CFO Jason Child told investors Arm’s revenue from royalties “exceeded our expectations, growing 21 percent year-on-year to a record $620 million versus our guidance of mid-teens.”
Child said the biggest contributor to that growth was smartphones, but “higher royalty rates per chip and in data center where we continue to see share gains from custom hyperscaler chips” certainly didn’t hurt.
The CFO also pointed to “share gains from custom hyperscaler chips,” a likely reference to the custom accelerators that longtime Arm collaborator Broadcom is baking for several large clients. He predicted good times ahead as makers of smartphones adopt Arm’s Lumex compute subsystems (CSS).

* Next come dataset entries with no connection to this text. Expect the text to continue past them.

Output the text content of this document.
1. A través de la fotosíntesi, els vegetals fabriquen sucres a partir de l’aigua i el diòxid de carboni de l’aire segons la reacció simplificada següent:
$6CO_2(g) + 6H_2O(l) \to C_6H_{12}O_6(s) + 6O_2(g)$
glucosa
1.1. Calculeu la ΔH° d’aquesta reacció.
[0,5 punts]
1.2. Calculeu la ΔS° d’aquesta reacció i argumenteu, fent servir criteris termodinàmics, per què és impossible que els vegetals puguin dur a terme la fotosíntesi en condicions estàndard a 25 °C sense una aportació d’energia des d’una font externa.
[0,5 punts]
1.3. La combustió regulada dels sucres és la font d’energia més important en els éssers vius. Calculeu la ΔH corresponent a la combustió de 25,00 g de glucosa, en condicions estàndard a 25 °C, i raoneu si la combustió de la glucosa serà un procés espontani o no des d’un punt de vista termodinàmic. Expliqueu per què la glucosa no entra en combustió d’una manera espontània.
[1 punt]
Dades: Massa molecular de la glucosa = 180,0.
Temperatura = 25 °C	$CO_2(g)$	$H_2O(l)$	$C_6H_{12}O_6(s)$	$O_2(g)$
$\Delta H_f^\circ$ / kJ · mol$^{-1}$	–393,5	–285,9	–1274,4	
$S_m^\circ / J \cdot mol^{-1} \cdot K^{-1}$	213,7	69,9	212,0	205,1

“This project took around 1,000 man-years with a team size peaking over 450 engineers and required hundreds of millions of dollars in investment,” he said. “Lumex CSS has attracted strong market interest and we're already seeing royalty revenue from an early licensee.”
Which he declined to name, but did say it was not the customer’s first collaboration with Arm on a compute subsystem.